Chegando lá avistamos um monte de gente montando barracas, ai me veio a ideia de sair perguntando se alguns desses caras estavam precisando de ajuda, O colega que estava comigo topou e, logo no primeiro que perguntamos demos sorte. Ajudamos ele a montar a barraca, e passamos o dia com ele ajudando no comércio dele. Ele disse que iria arrumar um emprego pra nós 2, que ele conhecia muita gente na praia, etc. 
Infelizmente, eu só estava com a roupa do corpo, a noite eu lavava ela, mas não dava tempo de secar. Então o dono da barraca na praia me trouxe umas roupas, mas infelizmente não serviam em mim. Isso me fez pensar na minha situação atual. 
Eu estava ali, sem roupas, sem calçados, sem absolutamente nada. Mesmo com um emprego, não iria conseguir, Foi então que resolvi voltar, a saudade das pessoas que eu amava também influenciou muito, e ai acabei voltando pra casa. 
As vezes eu me arrependo, e me da uma vontade imensa de voltar pra lá. Com certeza eu ainda farei isso novamente. Mas dessa vez, vou tomar mais cuidado para não ser roubado, e vou mais preparado. 

Bom pessoal, eu contei minha experiência resumida, se eu fosse contar todos os detalhes, acho que daria um livro. 

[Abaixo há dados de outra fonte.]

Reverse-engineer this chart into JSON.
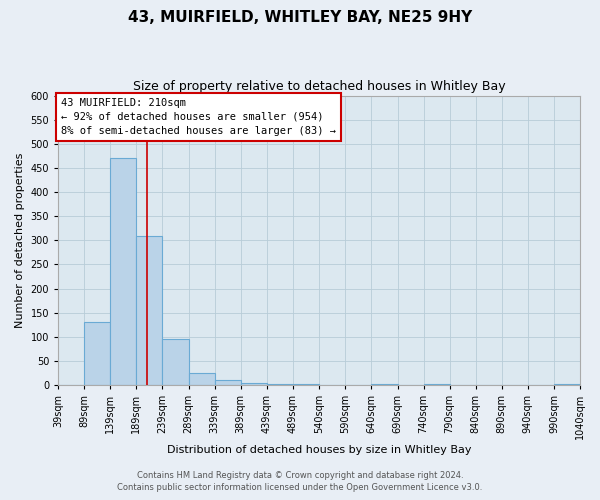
{
  "title": "43, MUIRFIELD, WHITLEY BAY, NE25 9HY",
  "subtitle": "Size of property relative to detached houses in Whitley Bay",
  "xlabel": "Distribution of detached houses by size in Whitley Bay",
  "ylabel": "Number of detached properties",
  "bin_edges": [
    39,
    89,
    139,
    189,
    239,
    289,
    339,
    389,
    439,
    489,
    540,
    590,
    640,
    690,
    740,
    790,
    840,
    890,
    940,
    990,
    1040
  ],
  "bin_counts": [
    0,
    130,
    470,
    310,
    95,
    25,
    10,
    5,
    2,
    2,
    0,
    0,
    2,
    0,
    2,
    0,
    0,
    0,
    0,
    2
  ],
  "bar_color": "#bad3e8",
  "bar_edge_color": "#6aaad4",
  "property_size": 210,
  "vline_color": "#cc0000",
  "annotation_text_line1": "43 MUIRFIELD: 210sqm",
  "annotation_text_line2": "← 92% of detached houses are smaller (954)",
  "annotation_text_line3": "8% of semi-detached houses are larger (83) →",
  "annotation_box_facecolor": "#ffffff",
  "annotation_box_edgecolor": "#cc0000",
  "ylim": [
    0,
    600
  ],
  "yticks": [
    0,
    50,
    100,
    150,
    200,
    250,
    300,
    350,
    400,
    450,
    500,
    550,
    600
  ],
  "plot_bg_color": "#dce8f0",
  "fig_bg_color": "#e8eef5",
  "footer_line1": "Contains HM Land Registry data © Crown copyright and database right 2024.",
  "footer_line2": "Contains public sector information licensed under the Open Government Licence v3.0.",
  "title_fontsize": 11,
  "subtitle_fontsize": 9,
  "ylabel_fontsize": 8,
  "xlabel_fontsize": 8,
  "tick_fontsize": 7,
  "annotation_fontsize": 7.5,
  "footer_fontsize": 6
}
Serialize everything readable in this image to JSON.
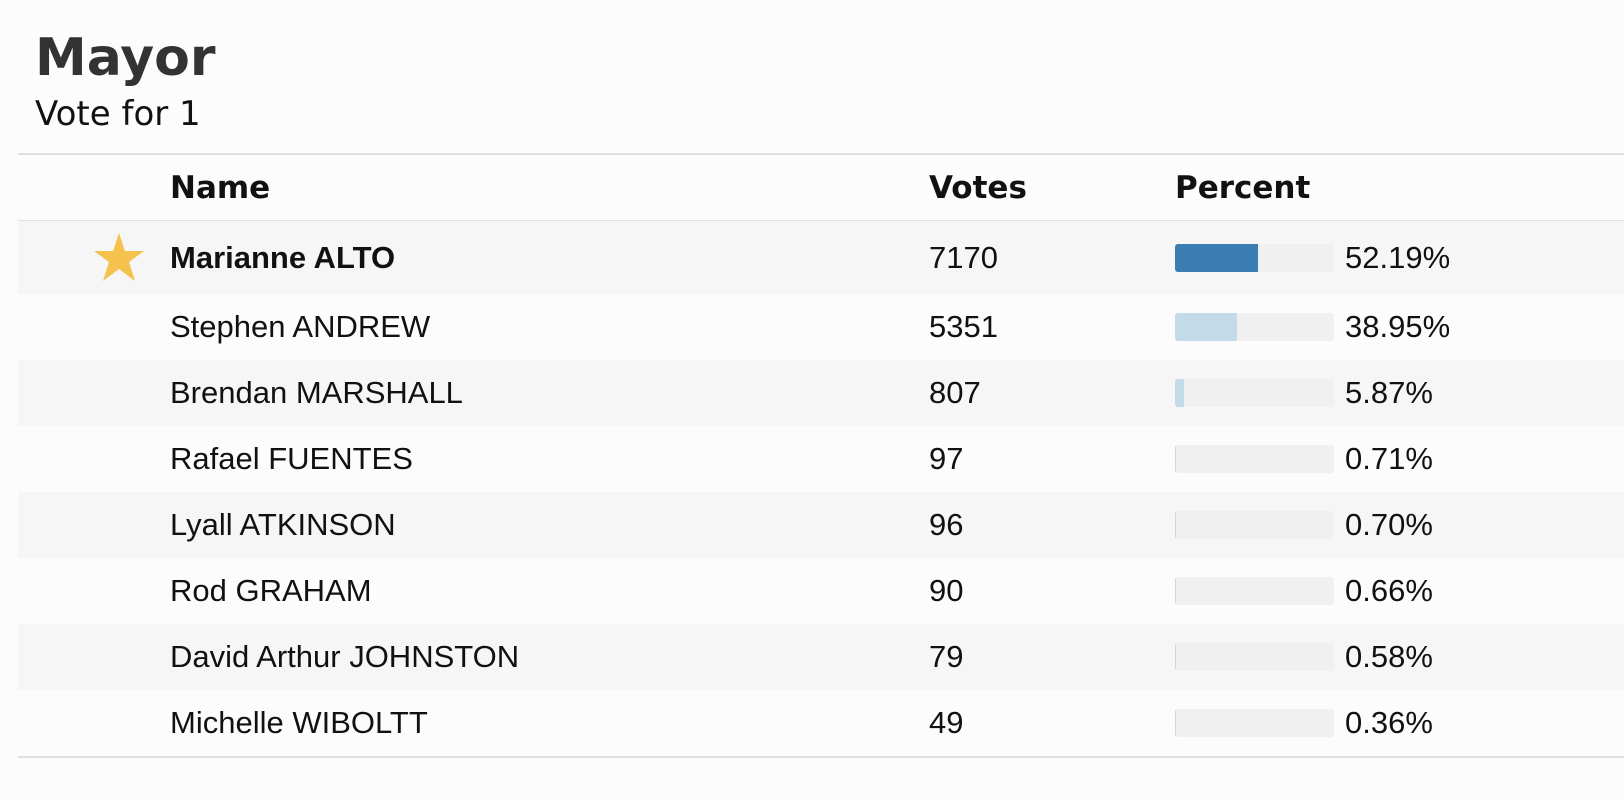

Eu não me arrependo de ter passado por tudo que eu passei, isso me fez evoluir como ser humano, e hoje, sempre que eu posso eu ajudo ao próximo, porque eu sei o quanto é importante a sua ajuda para a pessoa que está recebendo. Se você se sente bem ajudando alguém, multiplique isso por 10, e você terá uma ideia de como se sente alguém que, realmente está passando necessidade e recebe uma ajuda.

Desculpem pelos eventuais erros gramaticais, não domino perfeitamente a língua portuguesa. Espero ter conseguido passar o que eu senti quando escrevi esse texto, e espero que vocês tirem algo de bom dessa minha experiência assim como eu tirei. 


Ainda tenho muito a relatar, já passei por muita coisa. Aguardem por novos relatos.